Onların ortadan kaybolmasını bir "devlet suçu" olarak niteledi ve yine ailelere yönetiminin "kimseyi korumadığı" konusunda güvence verdi.
"Her şeyi bilmek istedik" dedi.
"Ama işler farklı çıkarlar yüzünden karmaşıklaştı ve karıştı." Protestocular 43'e dikilen bir anıtta bir dakika duraklarken, Margarito Guerrero, başka bir kaçırılan gencin babası, Jhosivani, başkanın güvencelerinin artık fazla bir şey ifade etmediğini söylüyor.
Aslında, Meksika'daki resmiyetin, akrabaların gerçeğe ulaşmalarını önlemek için kasıtlı olarak engel koyduğuna inanıyor.
"Bizi yormaya çalışmak için yıllarca bizi sıkıştırdıklarını hissediyoruz.
Ama biz yorgun değiliz" diyor gülümseyerek.
"Ve eğer bize bir cevap vermezlerse, devam edeceğiz.
Bizim için, çocuklarımız, aksini kanıtlayana kadar hala hayattalar." Sızlanan protestocular - ayakları ıslak ama kararlılığı bozulmamış - son varış noktalarına, Mexico City'nin ana plazasına, Zcalo'ya ulaşıyorlar.
On yıl önceki korkunç olaylardan en çok etkilenenler olan kurbanların ebeveynleri, kalabalığa hitap etmek için bir sahneye çıkıyor.

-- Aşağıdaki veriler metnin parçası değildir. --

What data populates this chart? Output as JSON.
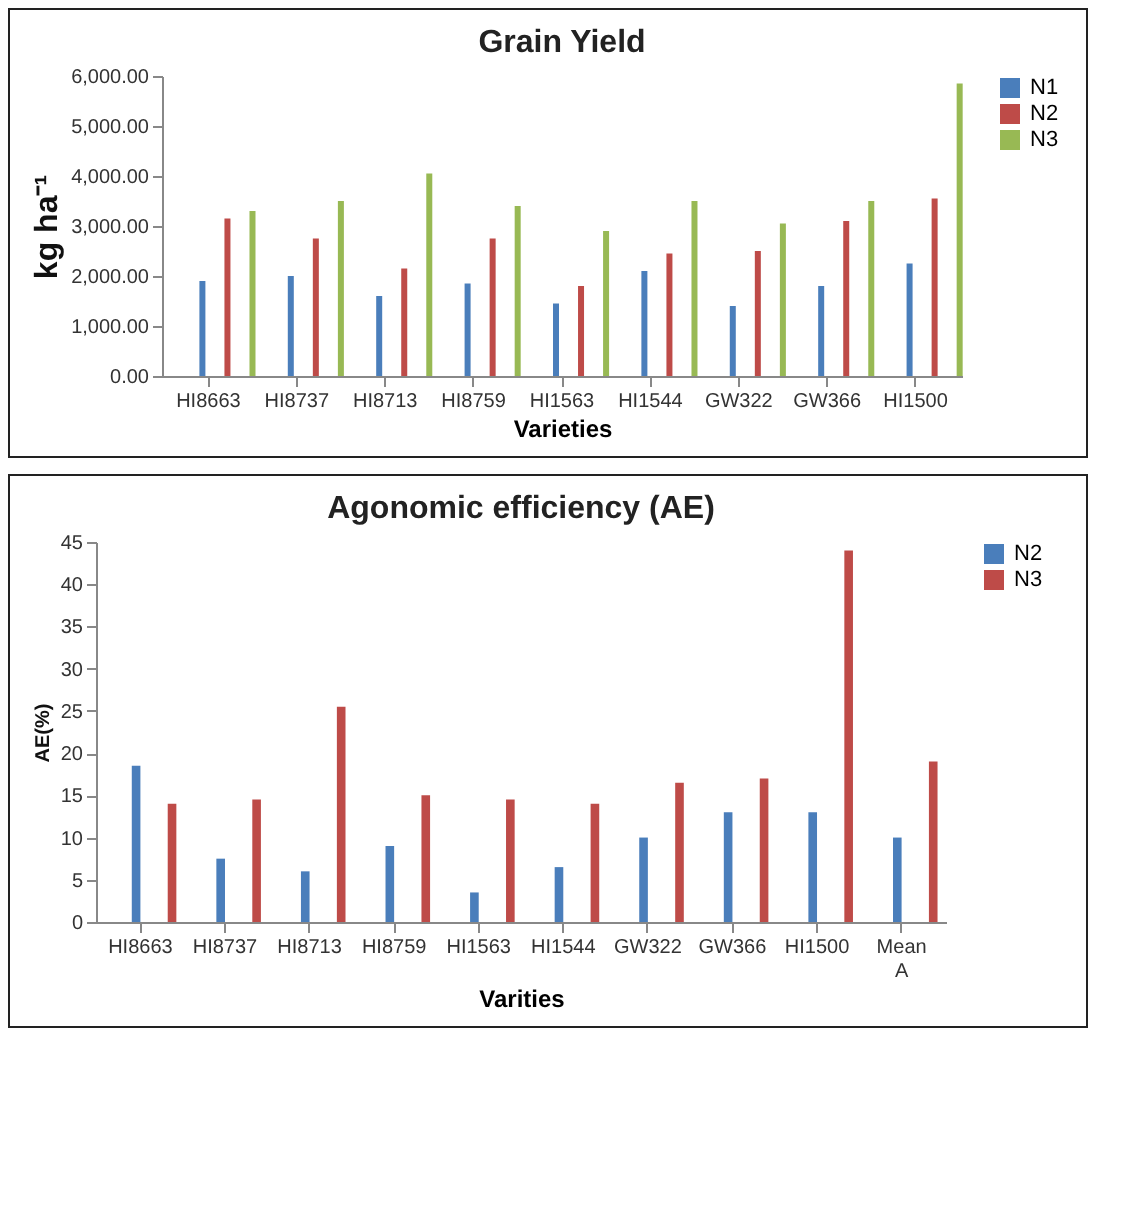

Arkalarında, Meksika'nın güç merkezi olan Ulusal Saray, bir çelik halka ile kordonlanmıştır.
Ateşli sol kanat konuşmacıları, 43'ün yerli yoksul ve Meksika devleti arasındaki daha geniş bir mücadelede yeri hakkında konuşmalar yaparken, barikatlar sadece bir çitten daha fazlasını temsil ediyor.
Meksika Hükümeti arasında, o gece yaşananların ve ailelerin dibine ineceğine söz veren bir başkan tarafından yönetilen başka bir tür engel.
"Bir, 2, 3, 4" ebeveynler, 43'e ulaşana kadar, şimdi Meksika'da modern tarihinin en kötü insan hakları ihlallerinden biriyle eşanlamlı olan bir sayıya kadar yüksek sesle sayıyor.
Onları canlı olarak aldılar, canlı olarak geri istiyoruz, bir kez daha yağmurla ıslanan geceye bağırıyorlar.